Wednesday, February 1, 2012

All Clear

Those sweet words I have been longing to hear for the last 9 months: no cancer detected...assumption is you are cancer free.  Ahhhh.  If there was ever a time for dancing...please dance with me!

The Lord himself will fight for you,  just stay calm. 
Exodus 14:14

The Lord is my strength and my song he has given me victory.  This is my God and I will praise him! 
Exodus 15:2

Waiting is the hardest thing.  Twelve rounds of chemotherapy later and here we are.  On the other side of my worst nightmare, now standing in awe. It's true cancer changes you.  Everything is different.  How can I go back to what "normal" was?  What is "normal" anyway?  Who determines what that is?  I know this: I am changed for a reason.  His ways are too wonderful to understand.

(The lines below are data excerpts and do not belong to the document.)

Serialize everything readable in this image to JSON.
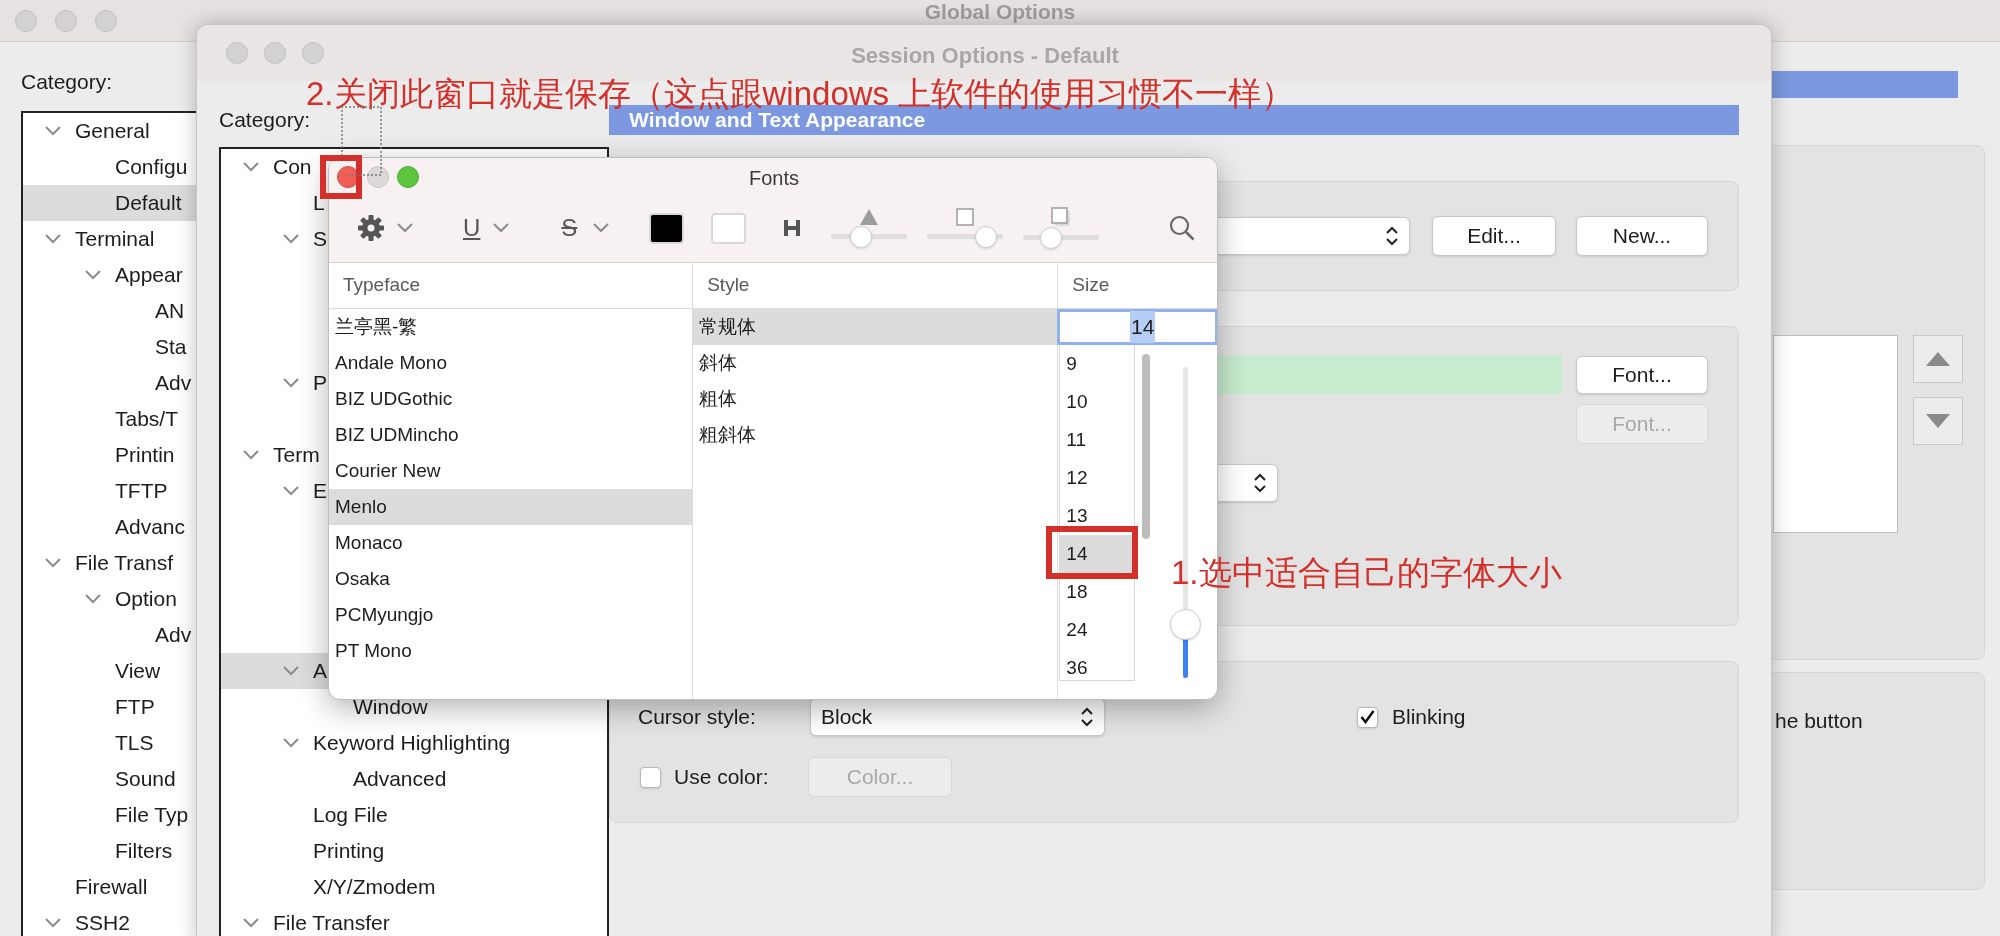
{
  "global_window": {
    "title": "Global Options",
    "category_label": "Category:",
    "tree": [
      {
        "label": "General",
        "expanded": true,
        "selected": false,
        "children": [
          {
            "label": "Configu",
            "selected": false
          },
          {
            "label": "Default",
            "selected": true
          }
        ]
      },
      {
        "label": "Terminal",
        "expanded": true,
        "selected": false,
        "children": [
          {
            "label": "Appear",
            "expanded": true,
            "selected": false,
            "children": [
              {
                "label": "AN",
                "selected": false
              },
              {
                "label": "Sta",
                "selected": false
              },
              {
                "label": "Adv",
                "selected": false
              }
            ]
          },
          {
            "label": "Tabs/T",
            "selected": false
          },
          {
            "label": "Printin",
            "selected": false
          },
          {
            "label": "TFTP",
            "selected": false
          },
          {
            "label": "Advanc",
            "selected": false
          }
        ]
      },
      {
        "label": "File Transf",
        "expanded": true,
        "selected": false,
        "children": [
          {
            "label": "Option",
            "expanded": true,
            "selected": false,
            "children": [
              {
                "label": "Adv",
                "selected": false
              }
            ]
          },
          {
            "label": "View",
            "selected": false
          },
          {
            "label": "FTP",
            "selected": false
          },
          {
            "label": "TLS",
            "selected": false
          },
          {
            "label": "Sound",
            "selected": false
          },
          {
            "label": "File Typ",
            "selected": false
          },
          {
            "label": "Filters",
            "selected": false
          }
        ]
      },
      {
        "label": "Firewall",
        "selected": false
      },
      {
        "label": "SSH2",
        "expanded": true,
        "selected": false
      }
    ],
    "side_text": "he button"
  },
  "session_window": {
    "title": "Session Options - Default",
    "category_label": "Category:",
    "tree": [
      {
        "label": "Con",
        "expanded": true,
        "selected": false,
        "children": [
          {
            "label": "L",
            "selected": false
          },
          {
            "label": "S",
            "expanded": true,
            "selected": false
          },
          {
            "label": "P",
            "expanded": true,
            "selected": false
          }
        ]
      },
      {
        "label": "Term",
        "expanded": true,
        "selected": false,
        "children": [
          {
            "label": "E",
            "expanded": true,
            "selected": false
          },
          {
            "label": "A",
            "expanded": true,
            "selected": true,
            "children": [
              {
                "label": "Window",
                "selected": false
              }
            ]
          },
          {
            "label": "Keyword Highlighting",
            "expanded": true,
            "selected": false,
            "children": [
              {
                "label": "Advanced",
                "selected": false
              }
            ]
          },
          {
            "label": "Log File",
            "selected": false
          },
          {
            "label": "Printing",
            "selected": false
          },
          {
            "label": "X/Y/Zmodem",
            "selected": false
          }
        ]
      },
      {
        "label": "File Transfer",
        "expanded": true,
        "selected": false
      }
    ],
    "section_title": "Window and Text Appearance",
    "scheme_buttons": [
      {
        "label": "Edit...",
        "disabled": false
      },
      {
        "label": "New...",
        "disabled": false
      }
    ],
    "font_buttons": [
      {
        "label": "Font...",
        "disabled": false
      },
      {
        "label": "Font...",
        "disabled": true
      }
    ],
    "cursor_style_label": "Cursor style:",
    "cursor_style_value": "Block",
    "blinking": {
      "label": "Blinking",
      "checked": true
    },
    "use_color": {
      "label": "Use color:",
      "checked": false
    },
    "color_button": {
      "label": "Color...",
      "disabled": true
    }
  },
  "fonts_panel": {
    "title": "Fonts",
    "underline_label": "U",
    "strikethrough_label": "S",
    "sliders": [
      {
        "level": 0.35
      },
      {
        "level": 0.88
      },
      {
        "level": 0.3
      }
    ],
    "columns": [
      "Typeface",
      "Style",
      "Size"
    ],
    "typefaces": [
      {
        "label": "兰亭黑-繁",
        "selected": false
      },
      {
        "label": "Andale Mono",
        "selected": false
      },
      {
        "label": "BIZ UDGothic",
        "selected": false
      },
      {
        "label": "BIZ UDMincho",
        "selected": false
      },
      {
        "label": "Courier New",
        "selected": false
      },
      {
        "label": "Menlo",
        "selected": true
      },
      {
        "label": "Monaco",
        "selected": false
      },
      {
        "label": "Osaka",
        "selected": false
      },
      {
        "label": "PCMyungjo",
        "selected": false
      },
      {
        "label": "PT Mono",
        "selected": false
      }
    ],
    "styles": [
      {
        "label": "常规体",
        "selected": true
      },
      {
        "label": "斜体",
        "selected": false
      },
      {
        "label": "粗体",
        "selected": false
      },
      {
        "label": "粗斜体",
        "selected": false
      }
    ],
    "size_value": "14",
    "sizes": [
      {
        "label": "9",
        "selected": false
      },
      {
        "label": "10",
        "selected": false
      },
      {
        "label": "11",
        "selected": false
      },
      {
        "label": "12",
        "selected": false
      },
      {
        "label": "13",
        "selected": false
      },
      {
        "label": "14",
        "selected": true
      },
      {
        "label": "18",
        "selected": false
      },
      {
        "label": "24",
        "selected": false
      },
      {
        "label": "36",
        "selected": false
      }
    ],
    "size_slider": {
      "level": 0.17
    }
  },
  "annotations": {
    "close_note": "2.关闭此窗口就是保存（这点跟windows 上软件的使用习惯不一样）",
    "size_note": "1.选中适合自己的字体大小"
  }
}
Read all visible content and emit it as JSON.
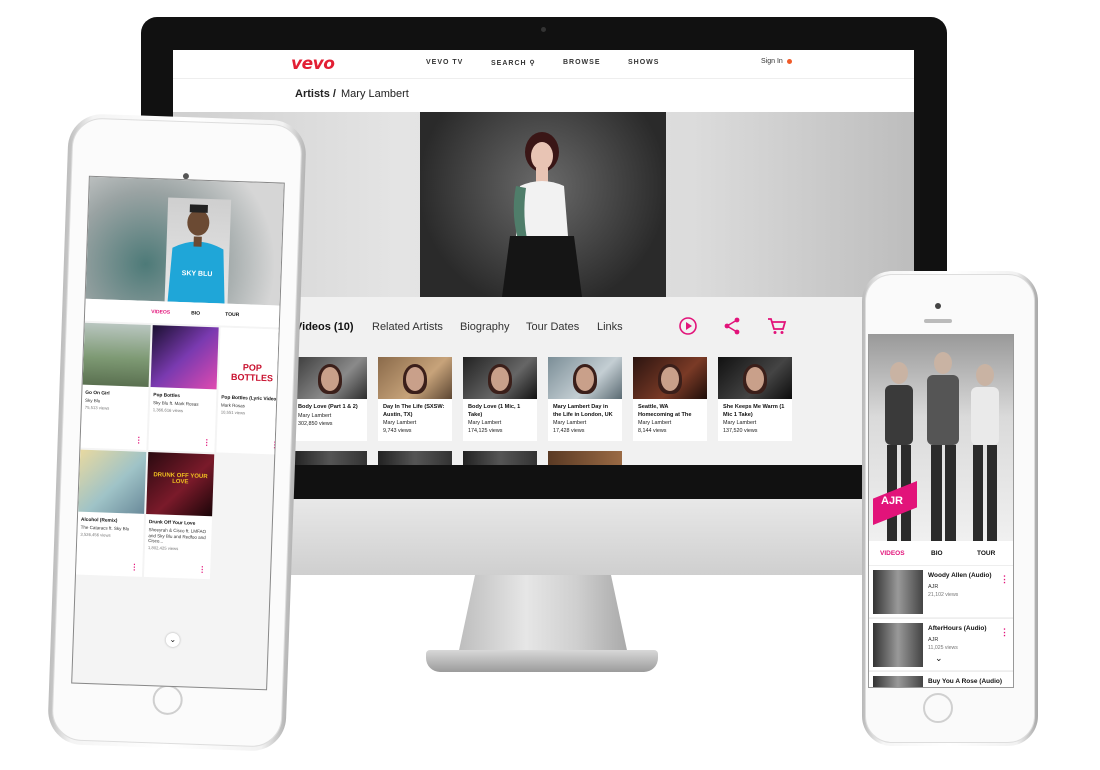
{
  "desktop": {
    "nav": {
      "logo": "vevo",
      "items": [
        "VEVO TV",
        "SEARCH",
        "BROWSE",
        "SHOWS"
      ],
      "sign_in": "Sign In"
    },
    "breadcrumb": {
      "root": "Artists /",
      "current": "Mary Lambert"
    },
    "tabs": [
      "Videos (10)",
      "Related Artists",
      "Biography",
      "Tour Dates",
      "Links"
    ],
    "actions": {
      "play": "play-icon",
      "share": "share-icon",
      "cart": "cart-icon"
    },
    "videos": [
      {
        "title": "Body Love (Part 1 & 2)",
        "artist": "Mary Lambert",
        "views": "302,850 views"
      },
      {
        "title": "Day In The Life (SXSW: Austin, TX)",
        "artist": "Mary Lambert",
        "views": "9,743 views"
      },
      {
        "title": "Body Love (1 Mic, 1 Take)",
        "artist": "Mary Lambert",
        "views": "174,125 views"
      },
      {
        "title": "Mary Lambert Day in the Life in London, UK",
        "artist": "Mary Lambert",
        "views": "17,428 views"
      },
      {
        "title": "Seattle, WA Homecoming at The",
        "artist": "Mary Lambert",
        "views": "8,144 views"
      },
      {
        "title": "She Keeps Me Warm (1 Mic 1 Take)",
        "artist": "Mary Lambert",
        "views": "137,520 views"
      }
    ]
  },
  "tablet": {
    "artist_label": "SKY BLU",
    "tabs": [
      "VIDEOS",
      "BIO",
      "TOUR"
    ],
    "cards": [
      {
        "title": "Go On Girl",
        "meta": "Sky Blu",
        "views": "75,513 views"
      },
      {
        "title": "Pop Bottles",
        "meta": "Sky Blu ft. Mark Rosas",
        "views": "1,366,616 views"
      },
      {
        "title": "Pop Bottles (Lyric Video)",
        "meta": "Mark Rosas",
        "views": "10,551 views",
        "thumb_text": "POP BOTTLES"
      },
      {
        "title": "Alcohol (Remix)",
        "meta": "The Cataracs ft. Sky Blu",
        "views": "3,526,456 views"
      },
      {
        "title": "Drunk Off Your Love",
        "meta": "Sheeyrah & Cisco ft. LMFAO and Sky Blu and Redfoo and Cisco...",
        "views": "1,802,425 views",
        "thumb_text": "DRUNK OFF YOUR LOVE"
      }
    ]
  },
  "phone": {
    "artist_label": "AJR",
    "tabs": [
      "VIDEOS",
      "BIO",
      "TOUR"
    ],
    "rows": [
      {
        "title": "Woody Allen (Audio)",
        "artist": "AJR",
        "views": "21,102 views"
      },
      {
        "title": "AfterHours (Audio)",
        "artist": "AJR",
        "views": "11,025 views"
      },
      {
        "title": "Buy You A Rose (Audio)",
        "artist": "",
        "views": ""
      }
    ]
  },
  "colors": {
    "accent": "#e2137a",
    "brand": "#e21f34"
  }
}
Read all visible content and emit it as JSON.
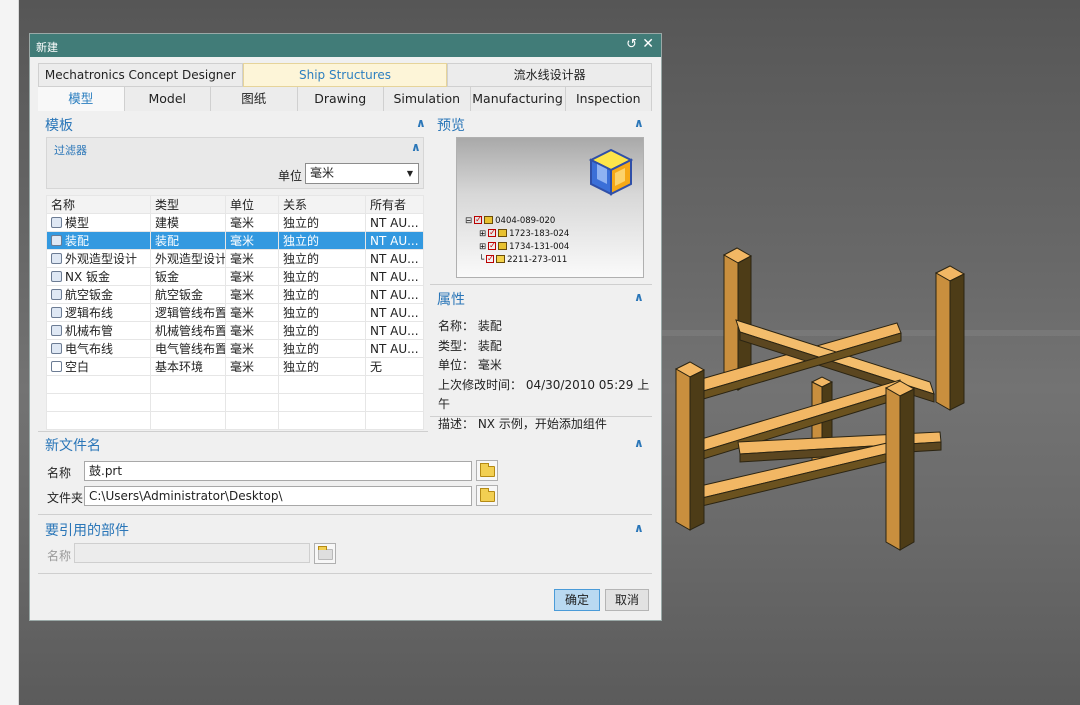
{
  "dialog": {
    "title": "新建",
    "restore_glyph": "↺",
    "close_glyph": "✕",
    "app_tabs": [
      "Mechatronics Concept Designer",
      "Ship Structures",
      "流水线设计器"
    ],
    "active_app_tab": 1,
    "type_tabs": [
      "模型",
      "Model",
      "图纸",
      "Drawing",
      "Simulation",
      "Manufacturing",
      "Inspection"
    ],
    "active_type_tab": 0
  },
  "templates": {
    "title": "模板",
    "filter_label": "过滤器",
    "unit_label": "单位",
    "unit_value": "毫米",
    "columns": [
      "名称",
      "类型",
      "单位",
      "关系",
      "所有者"
    ],
    "rows": [
      [
        "模型",
        "建模",
        "毫米",
        "独立的",
        "NT AU..."
      ],
      [
        "装配",
        "装配",
        "毫米",
        "独立的",
        "NT AU..."
      ],
      [
        "外观造型设计",
        "外观造型设计",
        "毫米",
        "独立的",
        "NT AU..."
      ],
      [
        "NX 钣金",
        "钣金",
        "毫米",
        "独立的",
        "NT AU..."
      ],
      [
        "航空钣金",
        "航空钣金",
        "毫米",
        "独立的",
        "NT AU..."
      ],
      [
        "逻辑布线",
        "逻辑管线布置",
        "毫米",
        "独立的",
        "NT AU..."
      ],
      [
        "机械布管",
        "机械管线布置",
        "毫米",
        "独立的",
        "NT AU..."
      ],
      [
        "电气布线",
        "电气管线布置",
        "毫米",
        "独立的",
        "NT AU..."
      ],
      [
        "空白",
        "基本环境",
        "毫米",
        "独立的",
        "无"
      ]
    ],
    "selected_row": 1
  },
  "preview": {
    "title": "预览",
    "tree": [
      "0404-089-020",
      "1723-183-024",
      "1734-131-004",
      "2211-273-011"
    ]
  },
  "properties": {
    "title": "属性",
    "lines": [
      "名称： 装配",
      "类型： 装配",
      "单位： 毫米",
      "上次修改时间： 04/30/2010 05:29 上午",
      "描述： NX 示例，开始添加组件"
    ]
  },
  "new_file": {
    "title": "新文件名",
    "name_label": "名称",
    "name_value": "鼓.prt",
    "folder_label": "文件夹",
    "folder_value": "C:\\Users\\Administrator\\Desktop\\"
  },
  "ref_part": {
    "title": "要引用的部件",
    "name_label": "名称",
    "name_value": ""
  },
  "buttons": {
    "ok": "确定",
    "cancel": "取消"
  },
  "colors": {
    "titlebar": "#417c78",
    "accent": "#2a76b8",
    "selection": "#3399e0",
    "wood": "#f2b764"
  }
}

Reminding myself to just stay calm.  Watch and wait.  He is always working no matter how grim it may appear.  Believe me I know grim.  Cancer does make you stronger.  Stronger because of Christ in me.   

Many friends have stood beside me over these last few months.  They have been kind and patient with me during this ordeal.  I can't say thank you enough.  Many meals have been prepared, floors cleaned and prayers sent up on my behalf.  They have not gone un-noticed.   My family thanks you.

The nurses and staff at MSTI are amazing.  I need more photos of them!  I just fell in love with these people who everyday deal with sick cancer patients.  What a calling!  Their attitudes and words of encouragement every week was so uplifting.  I can't say thank you enough to a great team of care givers.

Dave the MSTI pharmacist with me on my last treatment.
I have lots of ideas for what to focus on next.  So far I know I need to stay the course of wellness.  That is the one thing that is certain.  I want to get back to swimming again.  My energy level and stamina will take some time to bounce back.  With farming season fast approaching I have no time to waste.  I am all ready dreaming of my garden!  The seed catalogs keep arriving in my mailbox to tempt me.  So far I think relaxing and taking it easy are good plans.  Just stay calm and watch what the Lord does next.

3 comments:

  1. Michelle Vergne (Robinson)February 1, 2012 at 10:35 PM

    Thought you should know a lady in our home group was just diagnosed with breast cancer. I've sharing your story and we have been praying for you. Its nice to be able to share God's grace and strength through your experience, with her. Amen its gone. Love you and glad you made it through. Know someone is benefiting from your struggles even now. God bless

    ReplyDelete
  2. Praise the Lord, God, Almighty!!!!!!

    ReplyDelete
  3. Praise the Lord! Bless His holy Name!!!